アレス率いる精鋭部隊は、飛空艇を山脈の裏側で降ろし、凍結地帯の入口まで徒歩で進んでいた。アレスは、ルナの魔力の残滓を辿りながら、ルナとの距離がゼロに近づいていることを確信していた。


そして、凍結地帯の境界線に到達した直後、アレスは、ルナが放った強大な無属性魔力の爆発的な波動を感知した。


「この波動…ルナ!」


アレスの顔が、歓喜と怒りの狂気に歪んだ。彼女は、彼が「異端」と断じた、あの公爵家の男の知識を、自分の命と引き換えに守るために使ったのだ。
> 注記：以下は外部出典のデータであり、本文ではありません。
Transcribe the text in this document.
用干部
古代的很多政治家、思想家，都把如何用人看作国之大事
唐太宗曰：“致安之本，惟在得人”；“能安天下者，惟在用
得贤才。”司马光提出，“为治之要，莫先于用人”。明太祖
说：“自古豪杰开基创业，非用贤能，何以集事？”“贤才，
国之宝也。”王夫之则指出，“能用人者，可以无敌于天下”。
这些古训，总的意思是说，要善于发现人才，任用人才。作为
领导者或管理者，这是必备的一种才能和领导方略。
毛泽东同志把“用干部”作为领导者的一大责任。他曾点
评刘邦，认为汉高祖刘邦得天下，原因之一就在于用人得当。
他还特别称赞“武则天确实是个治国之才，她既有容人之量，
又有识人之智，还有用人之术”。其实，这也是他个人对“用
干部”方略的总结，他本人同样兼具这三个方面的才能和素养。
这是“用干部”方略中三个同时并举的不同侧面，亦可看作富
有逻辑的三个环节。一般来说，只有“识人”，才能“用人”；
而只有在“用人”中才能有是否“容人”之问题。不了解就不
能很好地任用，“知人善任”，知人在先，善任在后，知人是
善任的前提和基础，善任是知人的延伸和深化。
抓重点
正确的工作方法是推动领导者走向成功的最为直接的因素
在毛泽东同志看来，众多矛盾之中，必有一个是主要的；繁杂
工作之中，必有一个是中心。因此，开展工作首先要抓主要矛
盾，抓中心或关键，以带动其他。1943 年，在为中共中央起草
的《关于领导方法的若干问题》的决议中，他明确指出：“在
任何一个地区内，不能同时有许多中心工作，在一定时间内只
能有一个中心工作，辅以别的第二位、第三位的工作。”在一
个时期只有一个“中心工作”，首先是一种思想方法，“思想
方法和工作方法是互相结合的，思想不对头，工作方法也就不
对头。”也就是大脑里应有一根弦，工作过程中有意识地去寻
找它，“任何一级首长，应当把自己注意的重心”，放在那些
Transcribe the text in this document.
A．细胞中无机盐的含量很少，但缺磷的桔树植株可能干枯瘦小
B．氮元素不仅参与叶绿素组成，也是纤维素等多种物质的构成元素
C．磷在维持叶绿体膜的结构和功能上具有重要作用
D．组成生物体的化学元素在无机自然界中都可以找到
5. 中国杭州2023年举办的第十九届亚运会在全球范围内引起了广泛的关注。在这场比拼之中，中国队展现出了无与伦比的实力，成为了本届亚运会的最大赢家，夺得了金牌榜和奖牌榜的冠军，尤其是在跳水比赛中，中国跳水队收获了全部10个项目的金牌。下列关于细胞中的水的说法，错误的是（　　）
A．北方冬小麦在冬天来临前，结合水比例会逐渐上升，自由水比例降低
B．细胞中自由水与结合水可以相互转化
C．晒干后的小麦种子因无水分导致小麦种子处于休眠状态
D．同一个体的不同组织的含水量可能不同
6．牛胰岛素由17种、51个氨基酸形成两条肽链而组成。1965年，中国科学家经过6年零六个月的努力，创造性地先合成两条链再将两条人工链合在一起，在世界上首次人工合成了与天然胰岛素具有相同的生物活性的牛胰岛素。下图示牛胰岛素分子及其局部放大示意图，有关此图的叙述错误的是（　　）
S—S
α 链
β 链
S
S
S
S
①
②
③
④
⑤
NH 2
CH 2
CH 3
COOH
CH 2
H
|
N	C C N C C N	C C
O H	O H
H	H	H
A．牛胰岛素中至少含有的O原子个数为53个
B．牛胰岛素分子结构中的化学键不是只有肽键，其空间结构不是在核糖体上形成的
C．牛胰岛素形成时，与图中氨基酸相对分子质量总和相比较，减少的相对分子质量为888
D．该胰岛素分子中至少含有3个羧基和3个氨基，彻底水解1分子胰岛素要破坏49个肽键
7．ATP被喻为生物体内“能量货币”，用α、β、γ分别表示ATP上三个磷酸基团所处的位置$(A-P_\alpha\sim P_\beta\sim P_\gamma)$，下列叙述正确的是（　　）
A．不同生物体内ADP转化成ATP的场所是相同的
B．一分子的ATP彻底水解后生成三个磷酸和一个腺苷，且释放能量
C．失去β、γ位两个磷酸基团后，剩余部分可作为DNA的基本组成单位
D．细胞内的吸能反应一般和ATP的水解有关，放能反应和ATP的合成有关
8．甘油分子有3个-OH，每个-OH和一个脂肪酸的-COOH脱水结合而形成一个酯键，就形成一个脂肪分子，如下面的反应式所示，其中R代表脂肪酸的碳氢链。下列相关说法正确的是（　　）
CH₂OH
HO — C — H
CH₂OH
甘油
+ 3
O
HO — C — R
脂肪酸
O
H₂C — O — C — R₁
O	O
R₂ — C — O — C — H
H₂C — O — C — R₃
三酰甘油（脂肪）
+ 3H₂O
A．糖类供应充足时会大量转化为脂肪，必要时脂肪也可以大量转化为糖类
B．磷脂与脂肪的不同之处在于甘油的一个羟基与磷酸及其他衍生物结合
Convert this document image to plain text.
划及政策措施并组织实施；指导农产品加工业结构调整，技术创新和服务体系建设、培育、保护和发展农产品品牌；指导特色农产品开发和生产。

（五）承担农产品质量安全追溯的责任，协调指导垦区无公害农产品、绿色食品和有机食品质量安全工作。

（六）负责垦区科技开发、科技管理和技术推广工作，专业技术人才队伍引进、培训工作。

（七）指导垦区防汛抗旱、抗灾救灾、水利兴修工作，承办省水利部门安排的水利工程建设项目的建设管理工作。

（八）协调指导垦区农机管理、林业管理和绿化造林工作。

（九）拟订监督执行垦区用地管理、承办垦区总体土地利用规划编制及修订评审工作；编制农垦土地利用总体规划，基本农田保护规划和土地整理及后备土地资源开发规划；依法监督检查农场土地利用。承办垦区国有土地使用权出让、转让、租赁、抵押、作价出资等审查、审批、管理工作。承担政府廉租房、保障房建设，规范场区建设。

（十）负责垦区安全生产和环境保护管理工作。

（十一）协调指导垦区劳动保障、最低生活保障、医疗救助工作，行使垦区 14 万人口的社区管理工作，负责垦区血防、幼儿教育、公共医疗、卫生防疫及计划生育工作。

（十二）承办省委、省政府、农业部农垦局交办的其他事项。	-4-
「あの女は、僕を欺き、自分の魔力を使い果たした。僕の愛を完全に否定した…だが、それでいい」


アレスは部隊を制止した。


「待て。これ以上近づくな。ルナは今、疲弊している。彼女が最も満足し、油断した瞬間を狙う」


アレスは、一人で凍結地帯の中へと踏み込んだ。冷気が彼の肌を刺すが、アレスの強力な属性魔力は冷気を弾いた。彼の瞳は、ルナが構築した結界の輝きを捉えた。ルナがクリスを抱きかかえるようにして、結界の中に座り込んでいる。


アレスの心臓は、激しい嫉妬と、ルナへの切望で張り裂けそうだった。


(僕が、王位という全てを投げ打って追いかけてきたのに、君は、この男のために、全力を尽くしたのか)


アレスは、静かに、しかし絶対的な殺意を込めて、結界の前に立った。ルナは、アレスの気配に気づき、ゆっくりと顔を上げた。


「アレス…」


ルナの顔には、疲弊と、追いつかれた絶望の色が浮かんでいた。しかし、その瞳の奥には、クリスを救い切ったという、強い満足の光が宿っていた。


その光景が、アレスの狂気の引き金を引いた。


「ルナ。僕の愛を試した罪は重い。だが、これで終わりにしよう」アレスは静かに、そして絶対的な支配の言葉を口にした。「君の王妃教育は終わりだ。これからは、僕の永遠の監禁が始まる」


アレスは剣を抜き放ち、ルナが作った結界を破壊しようと、魔力を集中させた。彼の目的は、結界を破り、ルナを連れ戻すことだけではない。ルナが自分の全てを賭けて守ろうとした、クリスという存在を、ルナの目の前から完全に消し去ることだった。